Detto questo, l’indicazione ad astenersi, che era venuta dalla segretaria Elly Schlein, è stata seguita solo da 11 eurodeputati, mentre i rimanenti 10, tra cui Stefano Bonaccini e Antonio Decaro, hanno deciso di votare a favore. Secondo Zingaretti, questo voto “è stato uno stimolo a costruire una vera difesa comune Ue”. Pina Picierno, ha sottolineato invece che chi, come lei, ha votato a favore ha permesso al Pd di “non isolarsi dal resto del gruppo dei Socialisti Ue”.

Come previsto, in Europa il Campo largo è evaporato. Il M5S ha confermato di volersi candidare a forza pacifista, i Verdi italiani, in dissenso dal gruppo al Pe, hanno votato no. E contraria è stata anche la Sinistra, italiana ed europea. Ma il centrodestra, dalla votazione di Strasburgo, non esce più compatto, e non solo sul dossier riarmo. Sul testo filo-ucraino i meloniani, a dispetto di Fi, hanno imboccato la via dell’astensione. In extremis, poco prima che si aprisse il voto finale, è stato Nicola Procaccini a chiedere all’aula il rinvio dell’esame, sottolineando come la versione finale della risoluzione non fosse adeguata agli ultimi sviluppi dei colloqui di Gedda: “Si finirebbe per scatenare l’odio verso gli Usa invece che aiutare l’Ucraina”, ha osservato il copresidente di Ecr. La risoluzione, in effetti, critica fermamente la scelta dell’amministrazione Usa “di rappacificarsi con la Russia”.

Ma la richiesta di Ecr è stata bocciata dall’Aula: “Doveva essere una risoluzione a favore dell’Ucraina, è diventata contro gli Stati Uniti”, ha sintetizzato il capodelegazione di Fratelli d’Italia, Carlo Fidanza.

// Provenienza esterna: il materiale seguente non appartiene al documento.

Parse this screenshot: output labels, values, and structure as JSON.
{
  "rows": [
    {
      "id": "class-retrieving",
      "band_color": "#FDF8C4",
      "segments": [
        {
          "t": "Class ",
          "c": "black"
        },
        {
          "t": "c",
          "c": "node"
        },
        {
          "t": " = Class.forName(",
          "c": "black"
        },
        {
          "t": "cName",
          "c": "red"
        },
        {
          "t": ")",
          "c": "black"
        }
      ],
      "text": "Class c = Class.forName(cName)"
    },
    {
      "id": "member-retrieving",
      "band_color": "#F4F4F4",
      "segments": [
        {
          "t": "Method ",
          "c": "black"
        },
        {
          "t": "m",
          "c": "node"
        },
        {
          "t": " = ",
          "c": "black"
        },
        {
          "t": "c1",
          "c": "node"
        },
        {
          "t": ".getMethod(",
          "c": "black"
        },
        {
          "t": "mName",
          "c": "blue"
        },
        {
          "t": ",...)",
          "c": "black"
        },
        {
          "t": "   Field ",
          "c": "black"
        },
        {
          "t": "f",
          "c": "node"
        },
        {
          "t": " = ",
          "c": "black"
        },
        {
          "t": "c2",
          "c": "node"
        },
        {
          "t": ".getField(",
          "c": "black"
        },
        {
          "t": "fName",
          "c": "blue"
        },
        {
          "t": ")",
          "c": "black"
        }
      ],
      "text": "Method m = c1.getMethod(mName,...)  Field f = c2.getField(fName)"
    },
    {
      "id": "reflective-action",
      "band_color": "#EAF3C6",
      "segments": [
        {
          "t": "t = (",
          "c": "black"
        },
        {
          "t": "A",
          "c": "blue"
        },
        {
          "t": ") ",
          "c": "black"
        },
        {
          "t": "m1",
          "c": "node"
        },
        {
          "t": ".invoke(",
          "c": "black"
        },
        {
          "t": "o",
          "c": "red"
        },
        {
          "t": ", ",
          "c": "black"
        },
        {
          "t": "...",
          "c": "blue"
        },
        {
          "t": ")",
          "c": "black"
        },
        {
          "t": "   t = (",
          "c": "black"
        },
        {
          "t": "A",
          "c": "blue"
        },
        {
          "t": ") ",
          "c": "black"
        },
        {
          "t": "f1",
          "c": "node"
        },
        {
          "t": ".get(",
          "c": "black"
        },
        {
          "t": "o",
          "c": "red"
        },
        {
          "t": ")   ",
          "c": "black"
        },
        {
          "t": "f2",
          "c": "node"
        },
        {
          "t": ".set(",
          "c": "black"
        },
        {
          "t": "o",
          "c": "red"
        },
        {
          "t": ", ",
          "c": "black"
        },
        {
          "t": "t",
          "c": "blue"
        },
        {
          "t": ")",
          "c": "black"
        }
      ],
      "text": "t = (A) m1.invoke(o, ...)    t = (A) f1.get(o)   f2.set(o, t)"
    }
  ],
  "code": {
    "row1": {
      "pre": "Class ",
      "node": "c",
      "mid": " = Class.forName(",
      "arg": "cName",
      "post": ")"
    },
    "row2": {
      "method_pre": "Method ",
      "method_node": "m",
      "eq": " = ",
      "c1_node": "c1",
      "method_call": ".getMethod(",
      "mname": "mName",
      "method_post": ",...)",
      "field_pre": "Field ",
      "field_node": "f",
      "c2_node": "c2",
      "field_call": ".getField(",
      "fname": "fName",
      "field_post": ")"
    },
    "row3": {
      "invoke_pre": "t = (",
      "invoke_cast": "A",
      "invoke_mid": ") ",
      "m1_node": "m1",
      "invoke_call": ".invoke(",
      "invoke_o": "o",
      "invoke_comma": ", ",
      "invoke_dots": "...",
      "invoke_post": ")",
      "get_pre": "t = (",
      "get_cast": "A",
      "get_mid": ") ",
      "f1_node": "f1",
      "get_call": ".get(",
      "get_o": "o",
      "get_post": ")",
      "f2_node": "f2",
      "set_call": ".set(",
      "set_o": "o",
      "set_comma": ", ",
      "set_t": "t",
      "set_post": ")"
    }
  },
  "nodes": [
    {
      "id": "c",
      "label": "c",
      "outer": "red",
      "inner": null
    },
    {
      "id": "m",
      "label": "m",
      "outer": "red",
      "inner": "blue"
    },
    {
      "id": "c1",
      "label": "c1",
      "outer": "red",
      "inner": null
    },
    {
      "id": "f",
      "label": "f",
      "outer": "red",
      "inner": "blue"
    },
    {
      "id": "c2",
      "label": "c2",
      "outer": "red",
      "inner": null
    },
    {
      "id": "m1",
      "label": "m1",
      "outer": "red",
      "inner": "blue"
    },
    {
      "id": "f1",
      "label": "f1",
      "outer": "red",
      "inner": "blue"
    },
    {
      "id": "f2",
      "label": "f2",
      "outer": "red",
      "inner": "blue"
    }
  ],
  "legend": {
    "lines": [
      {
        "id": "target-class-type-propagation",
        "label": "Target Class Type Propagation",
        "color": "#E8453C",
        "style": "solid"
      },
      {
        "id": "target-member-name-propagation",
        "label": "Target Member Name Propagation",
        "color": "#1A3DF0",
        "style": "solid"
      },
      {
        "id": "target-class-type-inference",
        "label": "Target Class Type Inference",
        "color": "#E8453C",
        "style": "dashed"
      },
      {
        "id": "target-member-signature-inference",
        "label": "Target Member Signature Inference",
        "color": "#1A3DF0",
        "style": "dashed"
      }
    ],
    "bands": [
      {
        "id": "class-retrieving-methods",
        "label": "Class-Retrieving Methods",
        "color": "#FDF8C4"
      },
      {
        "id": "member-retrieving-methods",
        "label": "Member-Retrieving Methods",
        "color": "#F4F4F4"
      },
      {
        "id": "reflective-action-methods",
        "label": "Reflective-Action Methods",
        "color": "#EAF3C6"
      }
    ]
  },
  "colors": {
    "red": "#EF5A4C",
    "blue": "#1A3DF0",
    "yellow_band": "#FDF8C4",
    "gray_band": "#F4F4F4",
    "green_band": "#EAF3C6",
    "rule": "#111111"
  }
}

Von der Leyen, dal canto suo, può proseguire sulla sua strada: il RearmEu sarà ulteriormente delineato nei prossimi giorni, per finire sul tavolo del Consiglio europeo della prossima settimana. E c’è chi, come il presidente del Consiglio europeo Antonio Costa, ha già evocato l’idea di uno scorporo permanente delle spese della difesa da Patto di Stabilità.

Resta il rebus politico che segna la posizione italiana. Un dato, su tutti, fotografa la peculiarità del nostro Paese: in Aula Ecr aveva presentato un emendamento – caro a Giorgia Meloni – in cui si chiedeva il cambio di nome del piano Ue, da ‘ReArmEu’ a ‘Defend Europe’. A votarlo nell’intero emiciclo è stato il gruppo dei Conservatori, la delegazione del Pd, quattro popolari e un patriota della Repubblica Ceca.